Ensure that the host directory containing the licence file is readable by UID 185. For CS, SES, and KMM you may use the :ro suffix on the volume mount to prevent accidental modification. For Studio the mount must remain read-write.

Required internal services

Semaphore Studio requires the following internal services to be running and healthy before it can start serving requests:

  • semaphore-kmm --- Knowledge Model Management
  • semaphore-da --- Document Analyzer
  • semaphore-sm --- SES Manager
  • semaphore-rm --- Rulebase Manager
  • semaphore-cm --- Concepts Manager
  • semaphore-alerting --- Alerting service
  • semaphore-ai --- KMM AI Assistant

When using Docker Compose, declare these services in the depends_on section of the Studio service with condition: service_healthy to ensure they are started in the correct order. When using docker run, start each internal service and confirm it is healthy (via its /application/info or health endpoint) before starting Semaphore Studio.

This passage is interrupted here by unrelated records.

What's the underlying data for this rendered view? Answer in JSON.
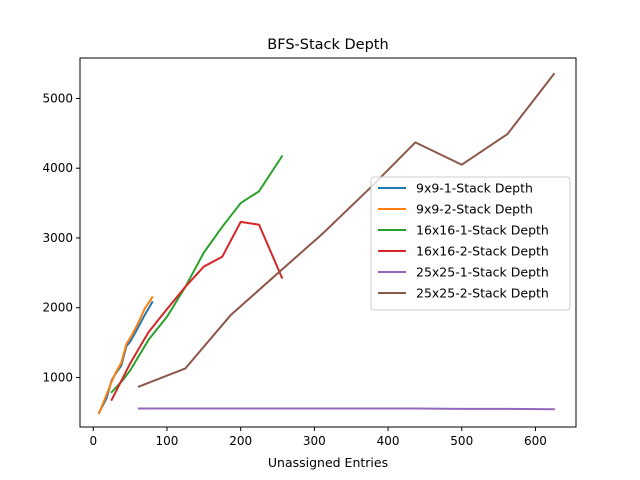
{
  "chart_data": {
    "type": "line",
    "title": "BFS-Stack Depth",
    "xlabel": "Unassigned Entries",
    "ylabel": "",
    "xlim": [
      -18,
      655
    ],
    "ylim": [
      290,
      5580
    ],
    "xticks": [
      0,
      100,
      200,
      300,
      400,
      500,
      600
    ],
    "yticks": [
      1000,
      2000,
      3000,
      4000,
      5000
    ],
    "grid": false,
    "legend_position": "center-right",
    "series": [
      {
        "name": "9x9-1-Stack Depth",
        "color": "#1f77b4",
        "points": [
          [
            8,
            500
          ],
          [
            18,
            700
          ],
          [
            25,
            960
          ],
          [
            30,
            1050
          ],
          [
            38,
            1170
          ],
          [
            45,
            1450
          ],
          [
            50,
            1510
          ],
          [
            60,
            1700
          ],
          [
            70,
            1900
          ],
          [
            80,
            2080
          ]
        ]
      },
      {
        "name": "9x9-2-Stack Depth",
        "color": "#ff7f0e",
        "points": [
          [
            8,
            490
          ],
          [
            16,
            700
          ],
          [
            25,
            940
          ],
          [
            30,
            1060
          ],
          [
            38,
            1210
          ],
          [
            45,
            1480
          ],
          [
            52,
            1600
          ],
          [
            60,
            1760
          ],
          [
            70,
            1990
          ],
          [
            80,
            2150
          ]
        ]
      },
      {
        "name": "16x16-1-Stack Depth",
        "color": "#2ca02c",
        "points": [
          [
            25,
            790
          ],
          [
            40,
            960
          ],
          [
            50,
            1100
          ],
          [
            75,
            1540
          ],
          [
            100,
            1870
          ],
          [
            125,
            2300
          ],
          [
            150,
            2790
          ],
          [
            175,
            3160
          ],
          [
            200,
            3500
          ],
          [
            225,
            3670
          ],
          [
            256,
            4170
          ]
        ]
      },
      {
        "name": "16x16-2-Stack Depth",
        "color": "#d62728",
        "points": [
          [
            25,
            680
          ],
          [
            50,
            1200
          ],
          [
            75,
            1650
          ],
          [
            100,
            1980
          ],
          [
            125,
            2300
          ],
          [
            150,
            2590
          ],
          [
            175,
            2730
          ],
          [
            200,
            3230
          ],
          [
            225,
            3190
          ],
          [
            256,
            2430
          ]
        ]
      },
      {
        "name": "25x25-1-Stack Depth",
        "color": "#9467bd",
        "points": [
          [
            62,
            555
          ],
          [
            125,
            555
          ],
          [
            187,
            555
          ],
          [
            250,
            555
          ],
          [
            312,
            555
          ],
          [
            375,
            555
          ],
          [
            437,
            555
          ],
          [
            500,
            550
          ],
          [
            562,
            550
          ],
          [
            625,
            545
          ]
        ]
      },
      {
        "name": "25x25-2-Stack Depth",
        "color": "#8c564b",
        "points": [
          [
            62,
            870
          ],
          [
            125,
            1130
          ],
          [
            187,
            1900
          ],
          [
            250,
            2490
          ],
          [
            312,
            3070
          ],
          [
            375,
            3710
          ],
          [
            437,
            4370
          ],
          [
            500,
            4050
          ],
          [
            562,
            4490
          ],
          [
            625,
            5350
          ]
        ]
      }
    ]
  }
}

Common environment variables

Each Progress-supplied image supports a small set of common environment variables. Component-specific variables are listed in the page for that component.

Variable Description Default
LOG_LEVEL Application log level (INFO, WARN, DEBUG, etc.) INFO
JVM_OPTS_APPEND Additional JVM options appended to the default options (none)

Note: Some components use a component-specific log-level variable instead of LOG_LEVEL. Use:

  • STUDIO_LOG_LEVEL for Semaphore Studio

  • DA_LOG_LEVEL for the Document Analyzer

  • RM_LOG_LEVEL for the Rulebase Manager

  • SM_LOG_LEVEL for the SES Manager

  • CM_LOG_LEVEL for the Concepts Manager

  • CONCEPTS_LOG_LEVEL for the Concepts Server

  • SEMAPHORE_WORKBENCH_LOG_LEVEL for the Knowledge Model Management plugin

  • TEXT_MINING_SIDE_PANEL_LOG_LEVEL for the Text Mining Side Panel

The Alerting and KMM AI Assistant images use LOG_LEVEL. JVM_OPTS_APPEND is supported by all Java-based components.

The Classification Server supports additional optional environment variables used for the NLP engine and language pack configuration. See CS environment variables for more information.

The Quarkus-based services (Studio, Concepts, RM, SM, CM, DA, Alerting, KMM AI Assistant) also allow any application property to be overridden by setting the corresponding environment variable. The variable name is the property name in upper case with dots (.) and hyphens (-) replaced by underscores (_). For example, the property quarkus.http.port becomes QUARKUS_HTTP_PORT. Environment variables take priority over values defined in property files.